I have to input the date time in this format :
"2018-07-17T12:16:50.52Z"
Hence I am using :
private static final SimpleDateFormat LIVETRACK_DATE_TIME_FORMATTER =
new SimpleDateFormat("yyyy-MM-dd'T'HH:mm:ss'Z'");
DATE_TIME_FORMATTER.parse(timeFrameFrom);
But I'm getting the below error when I run test case :
Tue Jul 17 1[2:20:50 CES]T 2018> but was:<Tue Jul 17 1[0:20:50 GM]T 2018>
Does that mean I should convert the date to GMT format? How do I convert it?
DateTimeFormatter formatter = DateTimeFormatter.ofPattern(
"EEE MMM dd HH:mm:ss zzz yyyy 'Uhr'", Locale.ROOT);
String input = "2018-07-17T12:16:50.52Z";
ZonedDateTime dateTime = Instant.parse(input)
.atZone(ZoneId.of("Europe/Berlin"));
String output = dateTime.format(formatter);
System.out.println(output);
Output:
Tue Jul 17 14:16:50 CEST 2018 Uhr
Your test case is expecting the wrong result. The Z in your input string means UTC (offset zero from UTC or the so-called Zulu time zone). The time of 12:16:50.52 in UTC is the same as 14:16:50.52 in Central European Summer Time (CEST). So requiring Tue Jul 17 12:20:50 CEST 2018 Uhr is wrong.

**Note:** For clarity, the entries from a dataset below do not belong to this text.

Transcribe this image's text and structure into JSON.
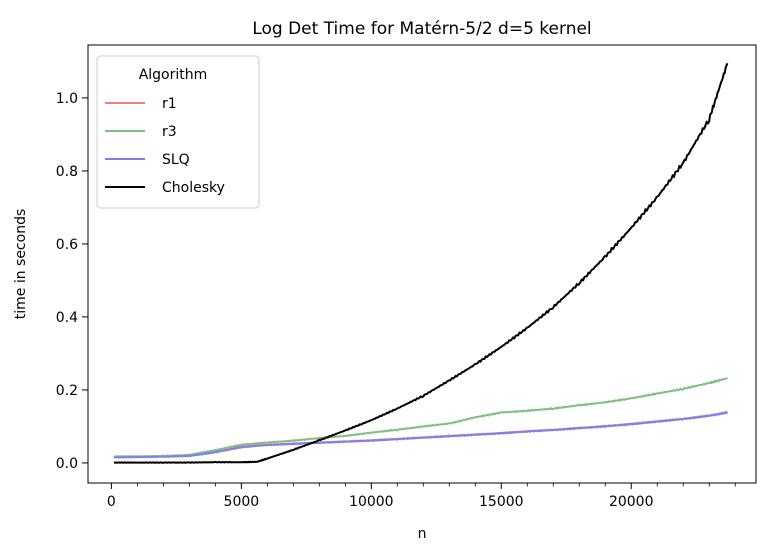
{
  "chart_data": {
    "type": "line",
    "title": "Log Det Time for Matérn-5/2 d=5 kernel",
    "xlabel": "n",
    "ylabel": "time in seconds",
    "xlim": [
      -900,
      24800
    ],
    "ylim": [
      -0.055,
      1.145
    ],
    "xticks": [
      0,
      5000,
      10000,
      15000,
      20000
    ],
    "yticks": [
      0.0,
      0.2,
      0.4,
      0.6,
      0.8,
      1.0
    ],
    "tick_labels_x": [
      "0",
      "5000",
      "10000",
      "15000",
      "20000"
    ],
    "tick_labels_y": [
      "0.0",
      "0.2",
      "0.4",
      "0.6",
      "0.8",
      "1.0"
    ],
    "grid": false,
    "legend": {
      "title": "Algorithm",
      "placement": "top-left"
    },
    "series": [
      {
        "name": "r1",
        "color": "#f08080",
        "x": [
          100,
          1000,
          2000,
          3000,
          4000,
          5000,
          6000,
          7000,
          8000,
          9000,
          10000,
          11000,
          12000,
          13000,
          14000,
          15000,
          16000,
          17000,
          18000,
          19000,
          20000,
          21000,
          22000,
          23000,
          23700
        ],
        "y": [
          0.017,
          0.017,
          0.018,
          0.02,
          0.03,
          0.045,
          0.05,
          0.053,
          0.056,
          0.059,
          0.062,
          0.066,
          0.07,
          0.074,
          0.078,
          0.082,
          0.087,
          0.091,
          0.096,
          0.101,
          0.107,
          0.114,
          0.121,
          0.13,
          0.139
        ]
      },
      {
        "name": "r3",
        "color": "#7fbf7f",
        "x": [
          100,
          1000,
          2000,
          3000,
          4000,
          5000,
          6000,
          7000,
          8000,
          9000,
          10000,
          11000,
          12000,
          13000,
          14000,
          15000,
          16000,
          17000,
          18000,
          19000,
          20000,
          21000,
          22000,
          23000,
          23700
        ],
        "y": [
          0.018,
          0.018,
          0.019,
          0.022,
          0.035,
          0.05,
          0.056,
          0.061,
          0.068,
          0.074,
          0.083,
          0.091,
          0.1,
          0.108,
          0.125,
          0.138,
          0.143,
          0.149,
          0.158,
          0.166,
          0.177,
          0.19,
          0.203,
          0.219,
          0.232
        ]
      },
      {
        "name": "SLQ",
        "color": "#7f7fef",
        "x": [
          100,
          1000,
          2000,
          3000,
          4000,
          5000,
          6000,
          7000,
          8000,
          9000,
          10000,
          11000,
          12000,
          13000,
          14000,
          15000,
          16000,
          17000,
          18000,
          19000,
          20000,
          21000,
          22000,
          23000,
          23700
        ],
        "y": [
          0.015,
          0.016,
          0.017,
          0.019,
          0.029,
          0.043,
          0.049,
          0.052,
          0.055,
          0.058,
          0.061,
          0.065,
          0.069,
          0.073,
          0.077,
          0.081,
          0.086,
          0.09,
          0.095,
          0.1,
          0.106,
          0.113,
          0.12,
          0.129,
          0.138
        ]
      },
      {
        "name": "Cholesky",
        "color": "#000000",
        "x": [
          100,
          1000,
          2000,
          3000,
          4000,
          5000,
          5600,
          6000,
          7000,
          8000,
          9000,
          10000,
          11000,
          12000,
          13000,
          14000,
          15000,
          16000,
          17000,
          18000,
          19000,
          20000,
          21000,
          22000,
          23000,
          23700
        ],
        "y": [
          0.001,
          0.001,
          0.001,
          0.001,
          0.002,
          0.002,
          0.003,
          0.012,
          0.036,
          0.062,
          0.089,
          0.117,
          0.149,
          0.184,
          0.226,
          0.27,
          0.318,
          0.37,
          0.427,
          0.493,
          0.565,
          0.644,
          0.728,
          0.822,
          0.942,
          1.095
        ]
      }
    ]
  }
}
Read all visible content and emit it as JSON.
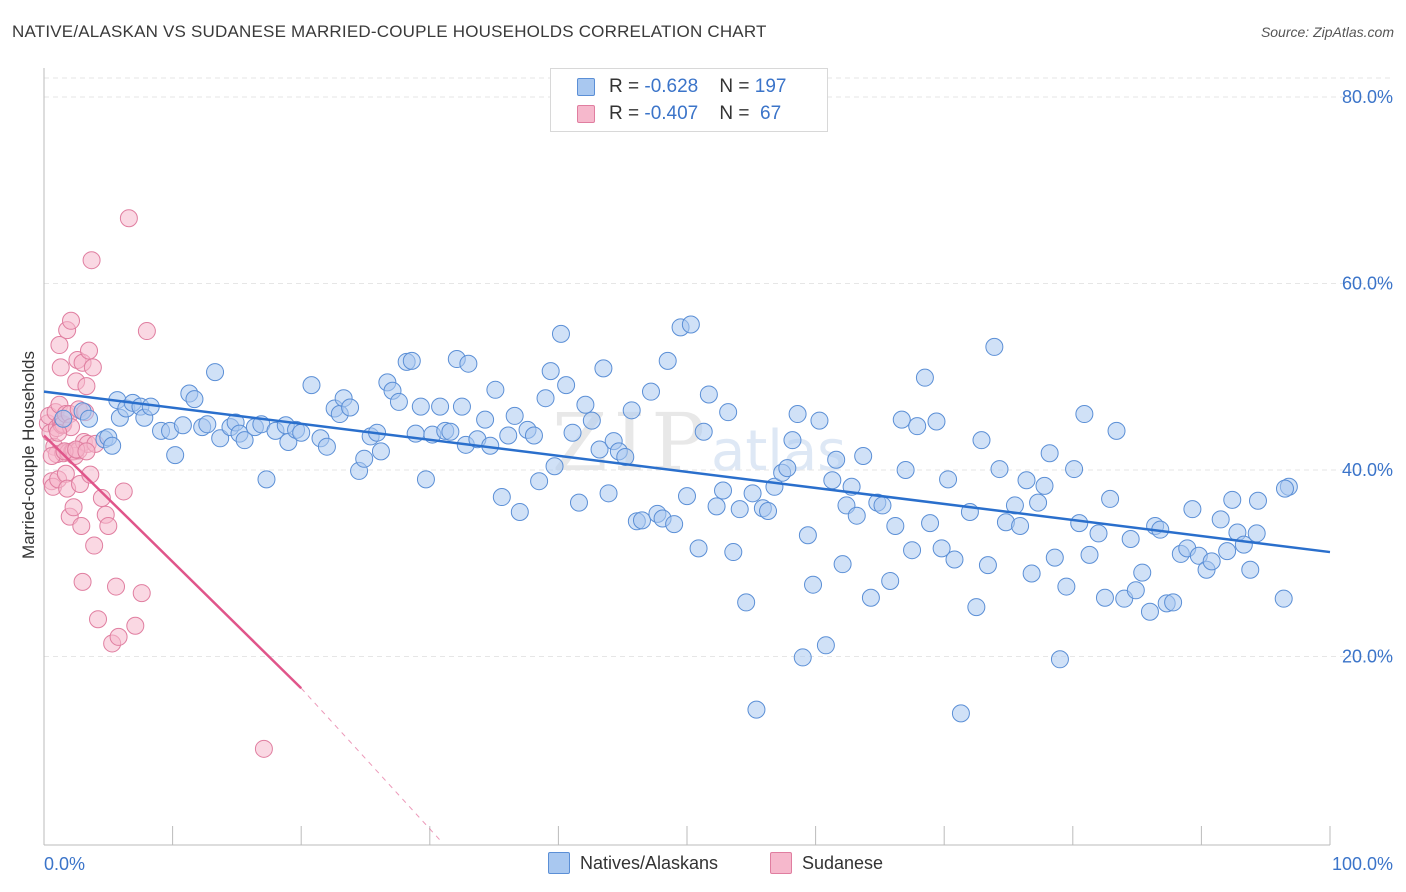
{
  "chart_data": {
    "type": "scatter",
    "title": "NATIVE/ALASKAN VS SUDANESE MARRIED-COUPLE HOUSEHOLDS CORRELATION CHART",
    "source": "Source: ZipAtlas.com",
    "xlabel": "",
    "ylabel": "Married-couple Households",
    "xlim": [
      0,
      100
    ],
    "ylim": [
      0,
      80
    ],
    "x_tick_labels": {
      "left": "0.0%",
      "right": "100.0%"
    },
    "y_ticks": [
      {
        "value": 80,
        "label": "80.0%"
      },
      {
        "value": 60,
        "label": "60.0%"
      },
      {
        "value": 40,
        "label": "40.0%"
      },
      {
        "value": 20,
        "label": "20.0%"
      }
    ],
    "watermark": {
      "main": "ZIP",
      "small": "atlas"
    },
    "legend": {
      "rows": [
        {
          "r_label": "R = ",
          "r_value": "-0.628",
          "n_label": "N = ",
          "n_value": "197"
        },
        {
          "r_label": "R = ",
          "r_value": "-0.407",
          "n_label": "N = ",
          "n_value": " 67"
        }
      ]
    },
    "colors": {
      "blue_fill": "#a9c8f0",
      "blue_stroke": "#5b8fd6",
      "blue_line": "#2a6fcc",
      "pink_fill": "#f6b8cc",
      "pink_stroke": "#e07ea0",
      "pink_line": "#e0558a",
      "grid": "#e6e6e6"
    },
    "series": [
      {
        "name": "Natives/Alaskans",
        "trend": {
          "x0": 0,
          "y0": 48.4,
          "x1": 100,
          "y1": 31.2
        },
        "points": [
          [
            1.5,
            45.5
          ],
          [
            3.0,
            46.3
          ],
          [
            3.5,
            45.5
          ],
          [
            4.7,
            43.3
          ],
          [
            5.0,
            43.5
          ],
          [
            5.3,
            42.6
          ],
          [
            5.7,
            47.5
          ],
          [
            5.9,
            45.6
          ],
          [
            6.4,
            46.6
          ],
          [
            6.9,
            47.2
          ],
          [
            7.5,
            46.8
          ],
          [
            7.8,
            45.6
          ],
          [
            8.3,
            46.8
          ],
          [
            9.1,
            44.2
          ],
          [
            9.8,
            44.2
          ],
          [
            10.2,
            41.6
          ],
          [
            10.8,
            44.8
          ],
          [
            11.3,
            48.2
          ],
          [
            11.7,
            47.6
          ],
          [
            12.3,
            44.6
          ],
          [
            12.7,
            44.9
          ],
          [
            13.3,
            50.5
          ],
          [
            13.7,
            43.4
          ],
          [
            14.5,
            44.6
          ],
          [
            14.9,
            45.1
          ],
          [
            15.2,
            43.9
          ],
          [
            15.6,
            43.2
          ],
          [
            16.4,
            44.6
          ],
          [
            16.9,
            44.9
          ],
          [
            17.3,
            39.0
          ],
          [
            18.0,
            44.2
          ],
          [
            18.8,
            44.8
          ],
          [
            19.0,
            43.0
          ],
          [
            19.6,
            44.3
          ],
          [
            20.0,
            44.0
          ],
          [
            20.8,
            49.1
          ],
          [
            21.5,
            43.4
          ],
          [
            22.0,
            42.5
          ],
          [
            22.6,
            46.6
          ],
          [
            23.0,
            46.0
          ],
          [
            23.3,
            47.7
          ],
          [
            23.8,
            46.7
          ],
          [
            24.5,
            39.9
          ],
          [
            24.9,
            41.2
          ],
          [
            25.4,
            43.6
          ],
          [
            25.9,
            44.0
          ],
          [
            26.2,
            42.0
          ],
          [
            26.7,
            49.4
          ],
          [
            27.1,
            48.5
          ],
          [
            27.6,
            47.3
          ],
          [
            28.2,
            51.6
          ],
          [
            28.6,
            51.7
          ],
          [
            28.9,
            43.9
          ],
          [
            29.3,
            46.8
          ],
          [
            29.7,
            39.0
          ],
          [
            30.2,
            43.8
          ],
          [
            30.8,
            46.8
          ],
          [
            31.2,
            44.2
          ],
          [
            31.6,
            44.1
          ],
          [
            32.1,
            51.9
          ],
          [
            32.5,
            46.8
          ],
          [
            32.8,
            42.7
          ],
          [
            33.0,
            51.4
          ],
          [
            33.7,
            43.3
          ],
          [
            34.3,
            45.4
          ],
          [
            34.7,
            42.6
          ],
          [
            35.1,
            48.6
          ],
          [
            35.6,
            37.1
          ],
          [
            36.1,
            43.7
          ],
          [
            36.6,
            45.8
          ],
          [
            37.0,
            35.5
          ],
          [
            37.6,
            44.3
          ],
          [
            38.1,
            43.7
          ],
          [
            38.5,
            38.8
          ],
          [
            39.0,
            47.7
          ],
          [
            39.4,
            50.6
          ],
          [
            39.7,
            40.4
          ],
          [
            40.2,
            54.6
          ],
          [
            40.6,
            49.1
          ],
          [
            41.1,
            44.0
          ],
          [
            41.6,
            36.5
          ],
          [
            42.1,
            47.0
          ],
          [
            42.6,
            45.3
          ],
          [
            43.2,
            42.2
          ],
          [
            43.5,
            50.9
          ],
          [
            43.9,
            37.5
          ],
          [
            44.3,
            43.1
          ],
          [
            44.7,
            42.0
          ],
          [
            45.2,
            41.4
          ],
          [
            45.7,
            46.4
          ],
          [
            46.1,
            34.5
          ],
          [
            46.5,
            34.6
          ],
          [
            47.2,
            48.4
          ],
          [
            47.7,
            35.3
          ],
          [
            48.1,
            34.8
          ],
          [
            48.5,
            51.7
          ],
          [
            49.0,
            34.2
          ],
          [
            49.5,
            55.3
          ],
          [
            50.0,
            37.2
          ],
          [
            50.3,
            55.6
          ],
          [
            50.9,
            31.6
          ],
          [
            51.3,
            44.1
          ],
          [
            51.7,
            48.1
          ],
          [
            52.3,
            36.1
          ],
          [
            52.8,
            37.8
          ],
          [
            53.2,
            46.2
          ],
          [
            53.6,
            31.2
          ],
          [
            54.1,
            35.8
          ],
          [
            54.6,
            25.8
          ],
          [
            55.1,
            37.5
          ],
          [
            55.4,
            14.3
          ],
          [
            55.9,
            35.9
          ],
          [
            56.3,
            35.6
          ],
          [
            56.8,
            38.2
          ],
          [
            57.4,
            39.7
          ],
          [
            57.8,
            40.2
          ],
          [
            58.2,
            43.2
          ],
          [
            58.6,
            46.0
          ],
          [
            59.0,
            19.9
          ],
          [
            59.4,
            33.0
          ],
          [
            59.8,
            27.7
          ],
          [
            60.3,
            45.3
          ],
          [
            60.8,
            21.2
          ],
          [
            61.3,
            38.9
          ],
          [
            61.6,
            41.1
          ],
          [
            62.1,
            29.9
          ],
          [
            62.4,
            36.2
          ],
          [
            62.8,
            38.2
          ],
          [
            63.2,
            35.1
          ],
          [
            63.7,
            41.5
          ],
          [
            64.3,
            26.3
          ],
          [
            64.8,
            36.5
          ],
          [
            65.2,
            36.2
          ],
          [
            65.8,
            28.1
          ],
          [
            66.2,
            34.0
          ],
          [
            66.7,
            45.4
          ],
          [
            67.0,
            40.0
          ],
          [
            67.5,
            31.4
          ],
          [
            67.9,
            44.7
          ],
          [
            68.5,
            49.9
          ],
          [
            68.9,
            34.3
          ],
          [
            69.4,
            45.2
          ],
          [
            69.8,
            31.6
          ],
          [
            70.3,
            39.0
          ],
          [
            70.8,
            30.4
          ],
          [
            71.3,
            13.9
          ],
          [
            72.0,
            35.5
          ],
          [
            72.5,
            25.3
          ],
          [
            72.9,
            43.2
          ],
          [
            73.4,
            29.8
          ],
          [
            73.9,
            53.2
          ],
          [
            74.3,
            40.1
          ],
          [
            74.8,
            34.4
          ],
          [
            75.5,
            36.2
          ],
          [
            75.9,
            34.0
          ],
          [
            76.4,
            38.9
          ],
          [
            76.8,
            28.9
          ],
          [
            77.3,
            36.5
          ],
          [
            77.8,
            38.3
          ],
          [
            78.2,
            41.8
          ],
          [
            78.6,
            30.6
          ],
          [
            79.0,
            19.7
          ],
          [
            79.5,
            27.5
          ],
          [
            80.1,
            40.1
          ],
          [
            80.5,
            34.3
          ],
          [
            80.9,
            46.0
          ],
          [
            81.3,
            30.9
          ],
          [
            82.0,
            33.2
          ],
          [
            82.5,
            26.3
          ],
          [
            82.9,
            36.9
          ],
          [
            83.4,
            44.2
          ],
          [
            84.0,
            26.2
          ],
          [
            84.5,
            32.6
          ],
          [
            84.9,
            27.1
          ],
          [
            85.4,
            29.0
          ],
          [
            86.0,
            24.8
          ],
          [
            86.4,
            34.0
          ],
          [
            86.8,
            33.6
          ],
          [
            87.3,
            25.7
          ],
          [
            87.8,
            25.8
          ],
          [
            88.4,
            31.0
          ],
          [
            88.9,
            31.6
          ],
          [
            89.3,
            35.8
          ],
          [
            89.8,
            30.8
          ],
          [
            90.4,
            29.3
          ],
          [
            90.8,
            30.2
          ],
          [
            91.5,
            34.7
          ],
          [
            92.0,
            31.3
          ],
          [
            92.4,
            36.8
          ],
          [
            92.8,
            33.3
          ],
          [
            93.3,
            32.0
          ],
          [
            93.8,
            29.3
          ],
          [
            94.3,
            33.2
          ],
          [
            96.4,
            26.2
          ],
          [
            96.8,
            38.2
          ],
          [
            96.5,
            38.0
          ],
          [
            94.4,
            36.7
          ]
        ]
      },
      {
        "name": "Sudanese",
        "trend": {
          "x0": 0,
          "y0": 43.7,
          "x1": 20,
          "y1": 16.6
        },
        "trend_dashed": {
          "x0": 20,
          "y0": 16.6,
          "x1": 31,
          "y1": 0
        },
        "points": [
          [
            0.3,
            45.0
          ],
          [
            0.4,
            45.8
          ],
          [
            0.5,
            44.0
          ],
          [
            0.6,
            38.8
          ],
          [
            0.7,
            38.2
          ],
          [
            0.8,
            42.5
          ],
          [
            0.9,
            46.2
          ],
          [
            1.0,
            44.5
          ],
          [
            1.0,
            41.7
          ],
          [
            1.1,
            39.0
          ],
          [
            1.2,
            53.4
          ],
          [
            1.2,
            47.0
          ],
          [
            1.3,
            45.0
          ],
          [
            1.3,
            51.0
          ],
          [
            1.4,
            44.8
          ],
          [
            1.5,
            44.9
          ],
          [
            1.5,
            41.8
          ],
          [
            1.6,
            42.0
          ],
          [
            1.7,
            46.0
          ],
          [
            1.7,
            39.6
          ],
          [
            1.8,
            38.0
          ],
          [
            1.8,
            55.0
          ],
          [
            1.9,
            41.9
          ],
          [
            2.0,
            46.0
          ],
          [
            2.0,
            35.0
          ],
          [
            2.1,
            56.0
          ],
          [
            2.1,
            44.6
          ],
          [
            2.2,
            42.0
          ],
          [
            2.3,
            42.0
          ],
          [
            2.3,
            36.0
          ],
          [
            2.4,
            41.5
          ],
          [
            2.5,
            49.5
          ],
          [
            2.6,
            51.8
          ],
          [
            2.7,
            46.5
          ],
          [
            2.7,
            42.1
          ],
          [
            2.8,
            38.5
          ],
          [
            2.9,
            34.0
          ],
          [
            3.0,
            51.5
          ],
          [
            3.0,
            28.0
          ],
          [
            3.1,
            43.0
          ],
          [
            3.2,
            46.2
          ],
          [
            3.3,
            49.0
          ],
          [
            3.4,
            42.8
          ],
          [
            3.5,
            52.8
          ],
          [
            3.6,
            39.5
          ],
          [
            3.7,
            62.5
          ],
          [
            3.8,
            51.0
          ],
          [
            3.9,
            31.9
          ],
          [
            4.0,
            42.8
          ],
          [
            4.2,
            24.0
          ],
          [
            4.5,
            37.0
          ],
          [
            4.8,
            35.2
          ],
          [
            5.0,
            34.0
          ],
          [
            5.3,
            21.4
          ],
          [
            5.6,
            27.5
          ],
          [
            5.8,
            22.1
          ],
          [
            6.2,
            37.7
          ],
          [
            6.6,
            67.0
          ],
          [
            7.1,
            23.3
          ],
          [
            7.6,
            26.8
          ],
          [
            8.0,
            54.9
          ],
          [
            17.1,
            10.1
          ],
          [
            0.6,
            41.5
          ],
          [
            1.1,
            44.0
          ],
          [
            1.6,
            42.0
          ],
          [
            2.5,
            42.2
          ],
          [
            3.3,
            42.0
          ]
        ]
      }
    ]
  }
}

In your code you hardcoded Z as a literal rather than parsing it as an offset as you should. Funnily this produced the wrong point in time that the unit test expected, only not in the expected time zone. This may have to do with Date.toString using the time zone setting of your JVM and the test expecting this to be CEST, when it really was GMT. However your SimpleDateFormat didn’t use GMT for parsing the string (probably CEST), so you haven’t given us enough information to explain everything that has happened in your test. SimpleDateFormat would use the same JVM setting unless you have explicitly set its time zone, which doesn’t happen in the code you have posted.
Link: Oracle tutorial: Date Time explaining how to use java.time.